A carbon offset simply represents one ton of carbon sequestered or absorbed. The Kyoto Protocol enables developed countries to generate emissions credits by creating offsets projects in developing countries, with the proviso that such projects are not exploitative towards their host countries.

Concerns over carbon offsets

Under this framework, many firms have bought offsets from tree planters of green energy developers. Firms with net zero ambitions can substitute unavoidable emissions with offsets. But firms are not required to report on this process, which is voluntary and unregulated. Therefore, it is not clear what impact, if any, offsets are having on overall emissions targets.

Offsets have, by proxy, become the de facto price of carbon dioxide. But many commentators have argued that a unified global price of carbon is crucial in the fight against climate change. Indeed, when the Ukrainian conflict began in February 2022, the price of carbon collapsed as the market anticipated that governments would need to expand their domestic production to replace imports of Russian oil and liquified natural gas.

Such volatility undermines the legitimacy of carbon offsets as a tool to reduce emissions. However, the price of carbon is expected to increase in the long run as the impact of climate change becomes more pronounced.

There are also ongoing concerns about the quality of carbon offsets. Greta Thunberg walked out of a seminar on voluntary offsets at COP26. Concerns have been further exacerbated by the recent news that the price of Klima’s tokenized offsets was being pushed up by bullish crypto investors. Digital ‘ tokenization’ risks artificially raising the price of offsets.

Issues like these suggest that efforts to fight the climate crisis could be undermined by a fractured and unregulated global market for carbon offsets.
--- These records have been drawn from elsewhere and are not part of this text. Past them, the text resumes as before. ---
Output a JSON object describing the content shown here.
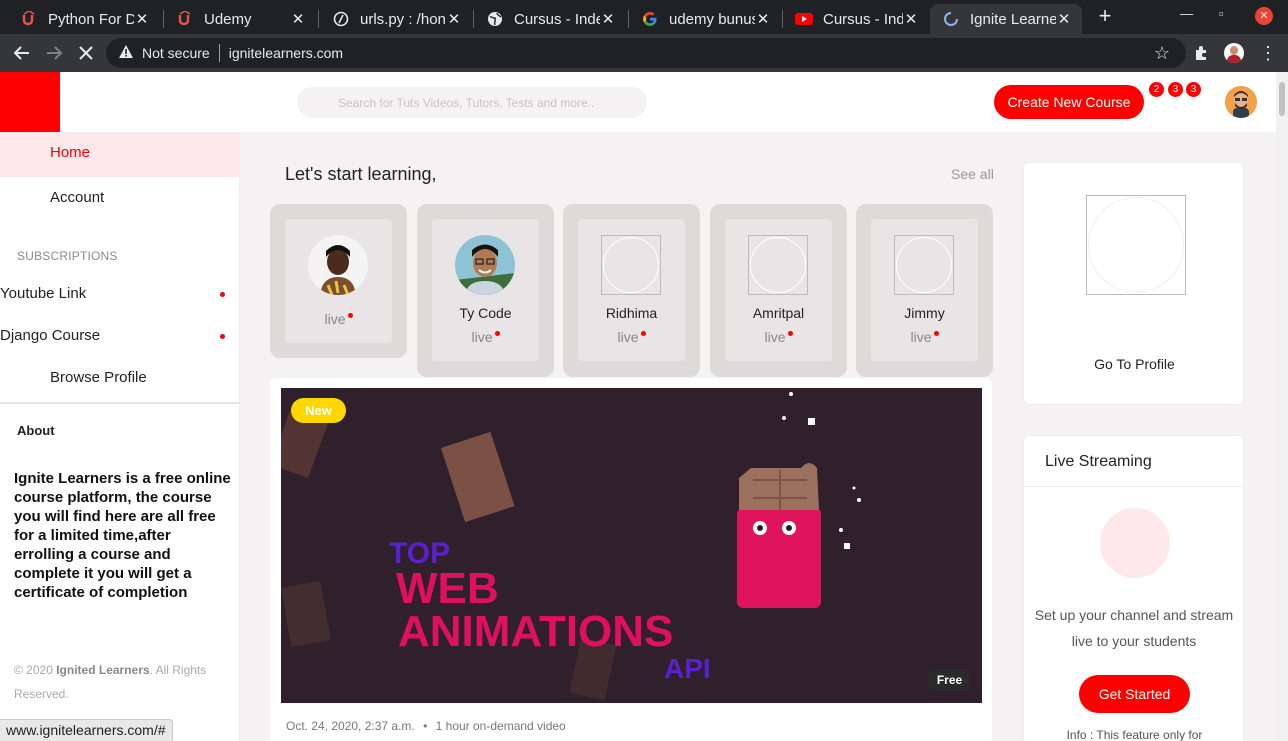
{
  "browser": {
    "tabs": [
      {
        "title": "Python For D",
        "icon": "udemy-icon"
      },
      {
        "title": "Udemy",
        "icon": "udemy-icon"
      },
      {
        "title": "urls.py : /hon",
        "icon": "pythonanywhere-icon"
      },
      {
        "title": "Cursus - Inde",
        "icon": "globe-icon"
      },
      {
        "title": "udemy bunus",
        "icon": "google-icon"
      },
      {
        "title": "Cursus - Inde",
        "icon": "youtube-icon"
      },
      {
        "title": "Ignite Learne",
        "icon": "loading-spinner-icon"
      }
    ],
    "address": {
      "security_label": "Not secure",
      "url": "ignitelearners.com"
    },
    "status_url": "www.ignitelearners.com/#"
  },
  "header": {
    "search_placeholder": "Search for Tuts Videos, Tutors, Tests and more..",
    "create_button": "Create New Course",
    "badges": [
      "2",
      "3",
      "3"
    ]
  },
  "sidebar": {
    "home": "Home",
    "account": "Account",
    "subscriptions_title": "SUBSCRIPTIONS",
    "subscriptions": [
      "Youtube Link",
      "Django Course"
    ],
    "browse_profile": "Browse Profile",
    "about_title": "About",
    "about_text": "Ignite Learners is a free online course platform, the course you will find here are all free for a limited time,after errolling a course and complete it you will get a certificate of completion",
    "copyright_prefix": "© 2020 ",
    "copyright_brand": "Ignited Learners",
    "copyright_suffix": ". All Rights Reserved."
  },
  "main": {
    "title": "Let's start learning,",
    "see_all": "See all",
    "tutors": [
      {
        "name": "",
        "status": "live"
      },
      {
        "name": "Ty Code",
        "status": "live"
      },
      {
        "name": "Ridhima",
        "status": "live"
      },
      {
        "name": "Amritpal",
        "status": "live"
      },
      {
        "name": "Jimmy",
        "status": "live"
      }
    ],
    "course": {
      "badge_new": "New",
      "badge_free": "Free",
      "thumbnail_text": [
        "TOP",
        "WEB",
        "ANIMATIONS",
        "API"
      ],
      "date": "Oct. 24, 2020, 2:37 a.m.",
      "separator": "•",
      "duration": "1 hour on-demand video"
    }
  },
  "right": {
    "go_to_profile": "Go To Profile",
    "live_title": "Live Streaming",
    "live_desc": "Set up your channel and stream live to your students",
    "get_started": "Get Started",
    "info": "Info : This feature only for"
  },
  "colors": {
    "brand_red": "#ff0000",
    "active_bg": "#fde9e9",
    "new_badge": "#ffd700"
  }
}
Despite this, the Task Force on Scaling Voluntary Carbon Markets, led by former Bank of England governor Mark Carney and Standard Chartered chief executive Bill Winters, has pursued a rapid scaling of the carbon offsets market. Carney predicts the market could have a total value of $100bn by 2030.

Analysis of media sentiment towards financial firms involved in offset markets

Against this complex backdrop, some financial firms have stepped up to facilitate carbon offset markets. Indeed, seven banks – Barclays, JPMorgan, HSBC, Nationwide Building Society, Natwest, Standard Chartered, and Santander – have all been reported as scaling up their involvement in offset markets between October 2021 and May 2022.

Penta has analyzed the response towards private banks regarding their engagement with this issue, evaluating each bank by sentiment and share of voice.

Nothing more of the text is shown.